Jesus, novamente, assume um tom
rabínico. Tem um ensinamento importante a ser dado: “Em verdade vos digo,
tudo o que ligardes na terra será ligado no céu, e tudo o que desligardes na
terra será desligado no céu” (v.18). Com a mesma expressão utilizada
para Pedro (Mt 16,19), transmite à comunidade uma responsabilidade, e não um
poder retentor, relacionado ao perdão. O que Jesus quer dizer? Que quem não
perdoa retém o perdão de Deus. O perdão de Deus já foi dado, mas se torna
eficaz e operativo somente se traduz-se e se transforma em perdão aos irmãos.
Os vv.19-20 concluem: “De novo, eu vos digo: se dois de vós estiverem de acordo na terra sobre qualquer coisa que quiserem pedir, isto vos será concedido por meu Pai que está nos céus. Pois onde dois ou três estiverem reunidos em meu nome eu estou ali, no meio deles”. Eles devem ser entendidos a partir do contexto do aconselhamento comunitário. Ao contrário do que costumeiramente se pensa, este dito não alude à importância e a eficácia da oração comunitária. Céu refere-se ao âmbito do Pai. Terra refere-se ao lugar da comunidade cristã. O evangelista quer ensinar que existe uma estreita relação entre o Pai e a comunidade. Ele utiliza o verbo synfoneo (gr. συμφωνηω / συμφωνησωσιν), “estar de acordo”, “agir segundo a mesma sinfonia”. Daqui se origina o termo sinfonia. O que é uma sinfonia? Uma musica, que, a partir de uma partitura é tocada por instrumentos diferentes, num mesmo tom (na diversidade dos instrumentos). Nesse sentido, a comunidade cristã é uma sinfonia, e age como tal, quando toca sob a partitura do amor de Deus que perdoa, acolhe, recupera a pessoa, integra e gera vida. Sua partitura é o Evangelho. Ela deve, então, fazer sua oração para discernir a respeito da decisão a ser tomada em relação ao irmão. Ser consciente de que no meio dela está Jesus. Portanto, é uma oração que se faz na presença do ressuscitado, conduzida por seu Espírito. Assim espera Ele que a comunidade dos discípulos viva e atue na história.

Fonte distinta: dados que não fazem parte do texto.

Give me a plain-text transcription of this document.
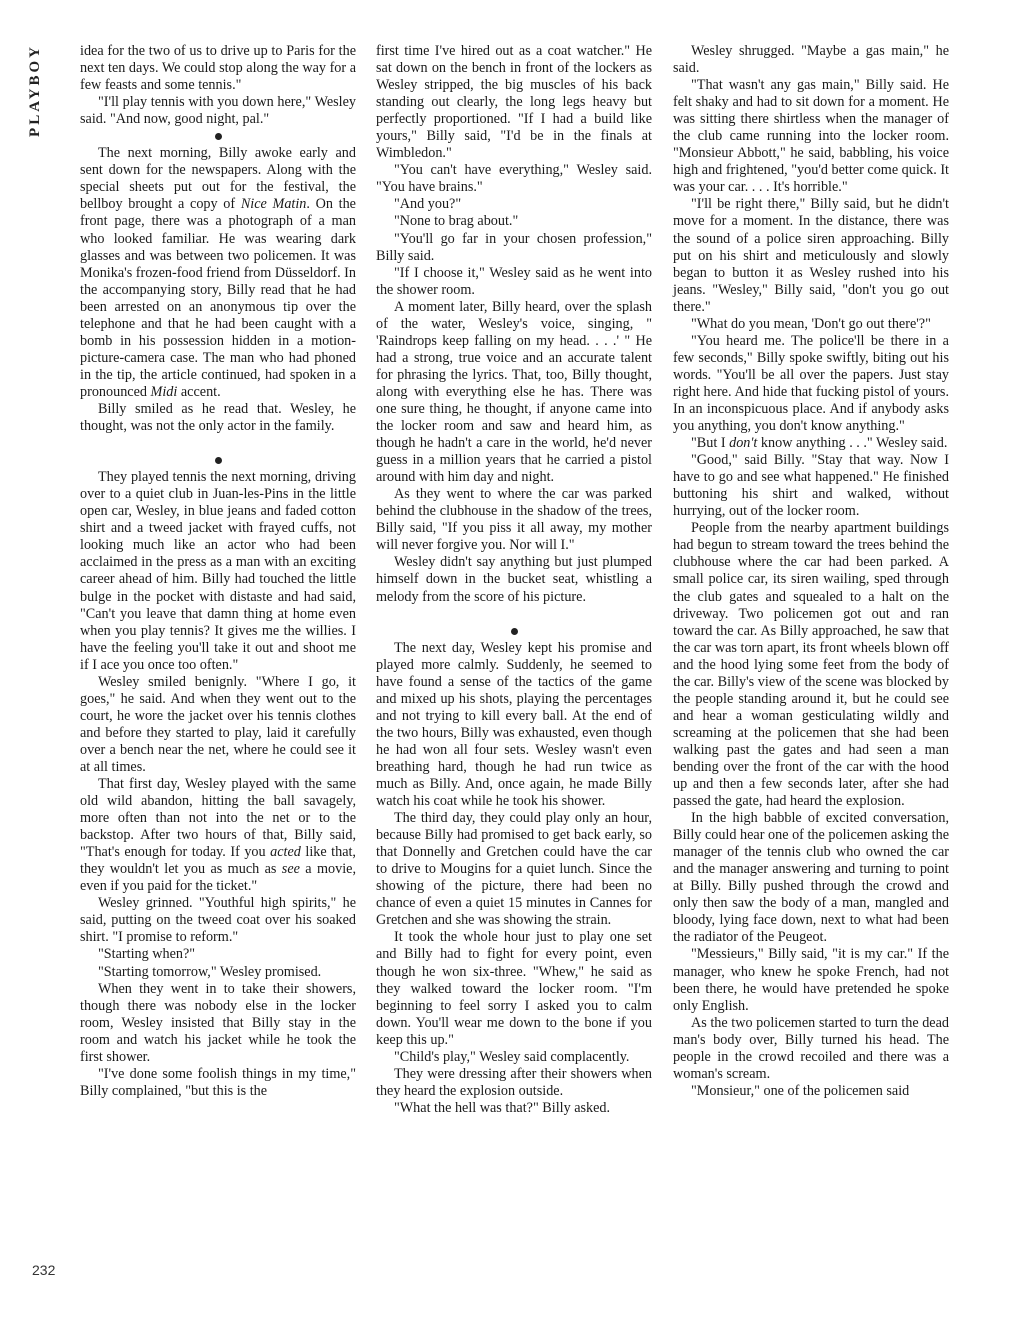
PLAYBOY
232

idea for the two of us to drive up to Paris for the next ten days. We could stop along the way for a few feasts and some tennis."

"I'll play tennis with you down here," Wesley said. "And now, good night, pal."

The next morning, Billy awoke early and sent down for the newspapers. Along with the special sheets put out for the festival, the bellboy brought a copy of Nice Matin. On the front page, there was a photograph of a man who looked familiar. He was wearing dark glasses and was between two policemen. It was Monika's frozen-food friend from Düsseldorf. In the accompanying story, Billy read that he had been arrested on an anonymous tip over the telephone and that he had been caught with a bomb in his possession hidden in a motion-picture-camera case. The man who had phoned in the tip, the article continued, had spoken in a pronounced Midi accent.

Billy smiled as he read that. Wesley, he thought, was not the only actor in the family.

They played tennis the next morning, driving over to a quiet club in Juan-les-Pins in the little open car, Wesley, in blue jeans and faded cotton shirt and a tweed jacket with frayed cuffs, not looking much like an actor who had been acclaimed in the press as a man with an exciting career ahead of him. Billy had touched the little bulge in the pocket with distaste and had said, "Can't you leave that damn thing at home even when you play tennis? It gives me the willies. I have the feeling you'll take it out and shoot me if I ace you once too often."

Wesley smiled benignly. "Where I go, it goes," he said. And when they went out to the court, he wore the jacket over his tennis clothes and before they started to play, laid it carefully over a bench near the net, where he could see it at all times.

That first day, Wesley played with the same old wild abandon, hitting the ball savagely, more often than not into the net or to the backstop. After two hours of that, Billy said, "That's enough for today. If you acted like that, they wouldn't let you as much as see a movie, even if you paid for the ticket."

Wesley grinned. "Youthful high spirits," he said, putting on the tweed coat over his soaked shirt. "I promise to reform."

"Starting when?"

"Starting tomorrow," Wesley promised.

When they went in to take their showers, though there was nobody else in the locker room, Wesley insisted that Billy stay in the room and watch his jacket while he took the first shower.

"I've done some foolish things in my time," Billy complained, "but this is the

first time I've hired out as a coat watcher." He sat down on the bench in front of the lockers as Wesley stripped, the big muscles of his back standing out clearly, the long legs heavy but perfectly proportioned. "If I had a build like yours," Billy said, "I'd be in the finals at Wimbledon."

"You can't have everything," Wesley said. "You have brains."

"And you?"

"None to brag about."

"You'll go far in your chosen profession," Billy said.

"If I choose it," Wesley said as he went into the shower room.

A moment later, Billy heard, over the splash of the water, Wesley's voice, singing, " 'Raindrops keep falling on my head. . . .' " He had a strong, true voice and an accurate talent for phrasing the lyrics. That, too, Billy thought, along with everything else he has. There was one sure thing, he thought, if anyone came into the locker room and saw and heard him, as though he hadn't a care in the world, he'd never guess in a million years that he carried a pistol around with him day and night.

As they went to where the car was parked behind the clubhouse in the shadow of the trees, Billy said, "If you piss it all away, my mother will never forgive you. Nor will I."

Wesley didn't say anything but just plumped himself down in the bucket seat, whistling a melody from the score of his picture.

The next day, Wesley kept his promise and played more calmly. Suddenly, he seemed to have found a sense of the tactics of the game and mixed up his shots, playing the percentages and not trying to kill every ball. At the end of the two hours, Billy was exhausted, even though he had won all four sets. Wesley wasn't even breathing hard, though he had run twice as much as Billy. And, once again, he made Billy watch his coat while he took his shower.

The third day, they could play only an hour, because Billy had promised to get back early, so that Donnelly and Gretchen could have the car to drive to Mougins for a quiet lunch. Since the showing of the picture, there had been no chance of even a quiet 15 minutes in Cannes for Gretchen and she was showing the strain.

It took the whole hour just to play one set and Billy had to fight for every point, even though he won six-three. "Whew," he said as they walked toward the locker room. "I'm beginning to feel sorry I asked you to calm down. You'll wear me down to the bone if you keep this up."

"Child's play," Wesley said complacently.

They were dressing after their showers when they heard the explosion outside.

"What the hell was that?" Billy asked.

Wesley shrugged. "Maybe a gas main," he said.

"That wasn't any gas main," Billy said. He felt shaky and had to sit down for a moment. He was sitting there shirtless when the manager of the club came running into the locker room. "Monsieur Abbott," he said, babbling, his voice high and frightened, "you'd better come quick. It was your car. . . . It's horrible."

"I'll be right there," Billy said, but he didn't move for a moment. In the distance, there was the sound of a police siren approaching. Billy put on his shirt and meticulously and slowly began to button it as Wesley rushed into his jeans. "Wesley," Billy said, "don't you go out there."

"What do you mean, 'Don't go out there'?"

"You heard me. The police'll be there in a few seconds," Billy spoke swiftly, biting out his words. "You'll be all over the papers. Just stay right here. And hide that fucking pistol of yours. In an inconspicuous place. And if anybody asks you anything, you don't know anything."

"But I don't know anything . . ." Wesley said.

"Good," said Billy. "Stay that way. Now I have to go and see what happened." He finished buttoning his shirt and walked, without hurrying, out of the locker room.

People from the nearby apartment buildings had begun to stream toward the trees behind the clubhouse where the car had been parked. A small police car, its siren wailing, sped through the club gates and squealed to a halt on the driveway. Two policemen got out and ran toward the car. As Billy approached, he saw that the car was torn apart, its front wheels blown off and the hood lying some feet from the body of the car. Billy's view of the scene was blocked by the people standing around it, but he could see and hear a woman gesticulating wildly and screaming at the policemen that she had been walking past the gates and had seen a man bending over the front of the car with the hood up and then a few seconds later, after she had passed the gate, had heard the explosion.

In the high babble of excited conversation, Billy could hear one of the policemen asking the manager of the tennis club who owned the car and the manager answering and turning to point at Billy. Billy pushed through the crowd and only then saw the body of a man, mangled and bloody, lying face down, next to what had been the radiator of the Peugeot.

"Messieurs," Billy said, "it is my car." If the manager, who knew he spoke French, had not been there, he would have pretended he spoke only English.

As the two policemen started to turn the dead man's body over, Billy turned his head. The people in the crowd recoiled and there was a woman's scream.

"Monsieur," one of the policemen said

Emerge do texto evangélico de hoje todo o esforço do evangelista em coibir, no interno de sua comunidade, qualquer postura vingativa, revanchista, autoritária, moralista por parte das lideranças comunitárias. Quando essas mentalidades são alimentadas, os indivíduos ficam completamente fragilizados e a comunidade se fragmenta. E passa a se submeter aos caprichos e às vontades das lideranças. Com isso, se distancia da sintonia e da sinfonia do Reino e do Pai.
Nossas comunidades têm sido espaço de perdão e acolhida? Sob qual sinfonia as nossas comunidades têm se pautado? Tem ela sido fiel à partitura do Reino anunciado e vivido por Jesus, a Palavra de Deus, que alimenta, gera conversão, promove perdão e vida? Nossas vidas e existências são prolongamentos da Comunidade do Reino, a Igreja. Por isso, como o texto se encontra com a vida? Nossas relações tem sido pautadas pela misericórdia, pelo perdão, pelo acolhimento? Nossas vidas tem sido espaços de reconciliação? Que estejamos sob a mesma partitura, sob um único maestro, executando a sinfonia do amor, do perdão e da vida.
Pe. João Paulo Góes Sillio.
Santuário São Judas Tadeu, Avaré/Arquidiocese de Botucatu – SP.